Determination (decision)

  1. In accordance with paragraph 52 of the Ombudsman Scheme, there was maladministration in respect of the landlord’shandling of a leak from a neighbouring property and the resulting damp and mould.
  2. In accordance with paragraph 52 of the Housing Ombudsman Scheme, there was maladministration in respect of the landlord’s handling of the complaint including the request for compensation.

Reasons

  1. The landlord failed to take a proactive approach in trying to repair the leak and in its communication with the resident. It also delayed taking enforcement action against the neighbour.
  2. The landlord did not adhere to its Complaints Policy and failed to adequately consider the detriment caused to the resident, as part of its complaints handling.

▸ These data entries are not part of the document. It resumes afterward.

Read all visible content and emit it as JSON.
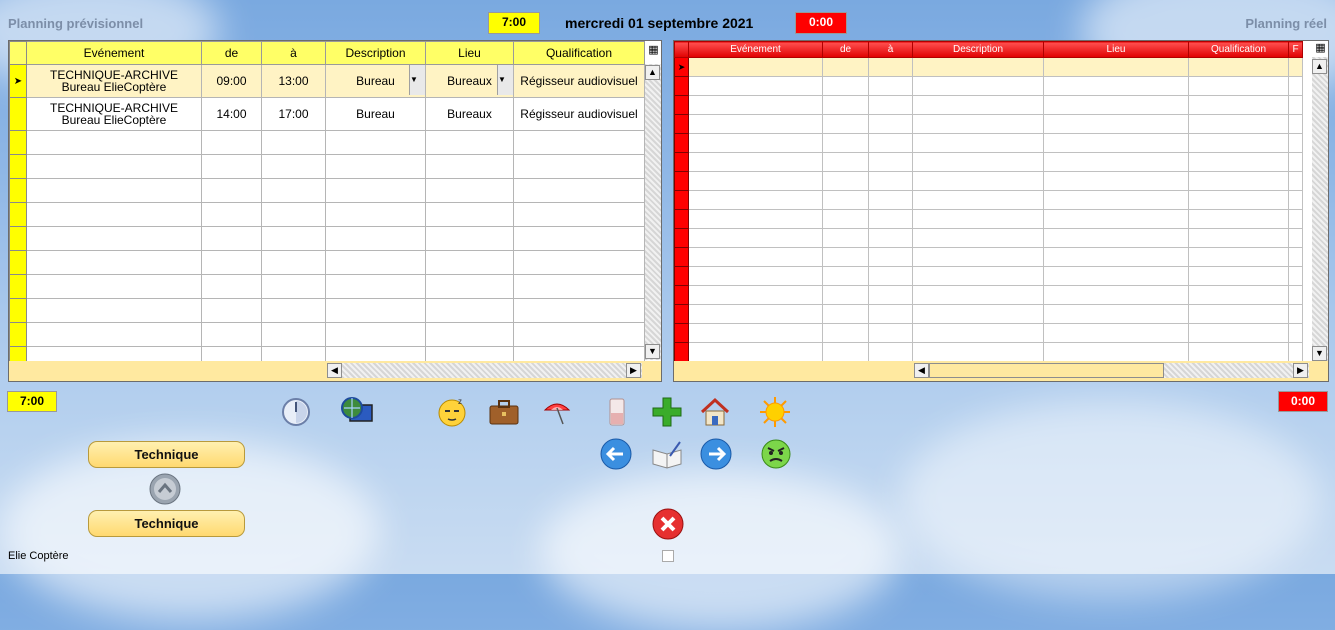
{
  "header": {
    "left_title": "Planning prévisionnel",
    "right_title": "Planning réel",
    "date": "mercredi 01 septembre 2021",
    "time_yellow": "7:00",
    "time_red": "0:00"
  },
  "left_grid": {
    "columns": [
      "Evénement",
      "de",
      "à",
      "Description",
      "Lieu",
      "Qualification"
    ],
    "rows": [
      {
        "event_line1": "TECHNIQUE-ARCHIVE",
        "event_line2": "Bureau ElieCoptère",
        "de": "09:00",
        "a": "13:00",
        "description": "Bureau",
        "lieu": "Bureaux",
        "qualification": "Régisseur audiovisuel"
      },
      {
        "event_line1": "TECHNIQUE-ARCHIVE",
        "event_line2": "Bureau ElieCoptère",
        "de": "14:00",
        "a": "17:00",
        "description": "Bureau",
        "lieu": "Bureaux",
        "qualification": "Régisseur audiovisuel"
      }
    ],
    "empty_rows": 10
  },
  "right_grid": {
    "columns": [
      "Evénement",
      "de",
      "à",
      "Description",
      "Lieu",
      "Qualification",
      "F"
    ],
    "empty_rows": 16
  },
  "totals": {
    "left_time": "7:00",
    "right_time": "0:00"
  },
  "buttons": {
    "technique_top": "Technique",
    "technique_bottom": "Technique"
  },
  "footer": {
    "user_name": "Elie Coptère"
  },
  "colors": {
    "header_yellow": "#ffff66",
    "selector_yellow": "#ffff00",
    "header_red": "#ff0000",
    "selected_row": "#fff3c4"
  }
}
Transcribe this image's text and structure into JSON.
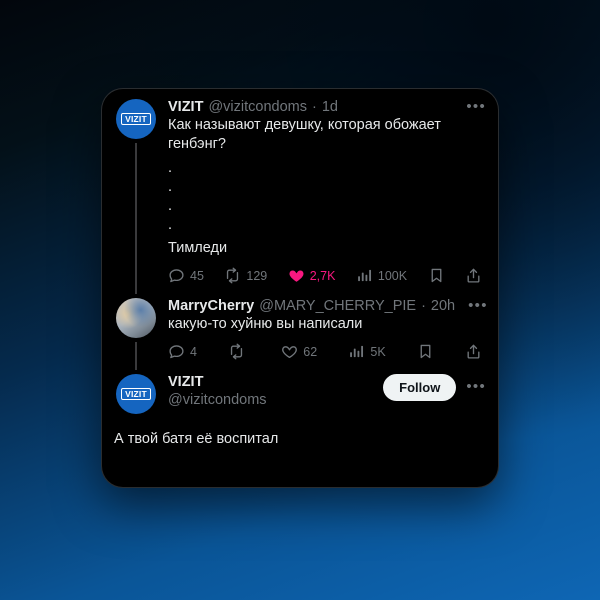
{
  "theme": {
    "card_bg": "#000000",
    "text_primary": "#e7e9ea",
    "text_secondary": "#71767b",
    "accent_like": "#f91880",
    "brand_blue": "#1565c0",
    "follow_bg": "#eff3f4"
  },
  "tweets": [
    {
      "display_name": "VIZIT",
      "handle": "@vizitcondoms",
      "separator": "·",
      "timestamp": "1d",
      "avatar_label": "VIZIT",
      "text": "Как называют девушку, которая обожает генбэнг?",
      "dot_lines": [
        ".",
        ".",
        ".",
        "."
      ],
      "closing_text": "Тимледи",
      "more_glyph": "•••",
      "actions": {
        "reply_label": "45",
        "retweet_label": "129",
        "like_label": "2,7K",
        "views_label": "100K",
        "liked": true
      }
    },
    {
      "display_name": "MarryCherry",
      "handle": "@MARY_CHERRY_PIE",
      "separator": "·",
      "timestamp": "20h",
      "text": "какую-то хуйню вы написали",
      "more_glyph": "•••",
      "actions": {
        "reply_label": "4",
        "retweet_label": "",
        "like_label": "62",
        "views_label": "5K",
        "liked": false
      }
    }
  ],
  "profile_row": {
    "display_name": "VIZIT",
    "handle": "@vizitcondoms",
    "avatar_label": "VIZIT",
    "follow_label": "Follow",
    "more_glyph": "•••"
  },
  "bottom_message": {
    "text": "А твой батя её воспитал"
  },
  "icons": {
    "reply": "reply-icon",
    "retweet": "retweet-icon",
    "like": "heart-icon",
    "views": "views-bar-icon",
    "bookmark": "bookmark-icon",
    "share": "share-icon",
    "more": "more-options-icon"
  }
}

Orders and recommendations

Orders

  1. In addition to the £700 it has already paid to the resident, the landlord is ordered to, within four weeks of the date of this report:
    1. Pay the resident £500 compensation for its poor complaint handling.
    2. Write to the resident to apologise for its failure to appropriately progress the repair and for the impact this had on the resident. The apology should be sent by a senior member of staff.
    3. Survey the property to assess the cause of any leak/running water at the property, that is alleged to be causing the damp and mould, and arrange for the repair to be completed.
  2. The landlord should also ensure that within four weeks of the remedial work being completed, the area in the resident’s property damaged by the leak, is redecorated.

Recommendations

  1. Review the way it communicates with residents, in terms of when appointments are arranged, cancelled or rearranged.
  2. Review its record keeping, in terms of ensuring all contacts with residents are centrally recorded both in terms of any communication in relation to work jobs as well as complaints.
  3. Review its staff training needs in relation to its missed appointments and compensation policy, in order to ensure that all missed appointments are appropriately compensated per its contractual obligations.
  4. Review its processes to ensure it is incorporating areas of learning, as a result of its recent self-assessment of its service against the Ombudsman’s damp and mould spotlight report.

Remind the resident of the process for making an insurance claim for any damage to the floor of her property.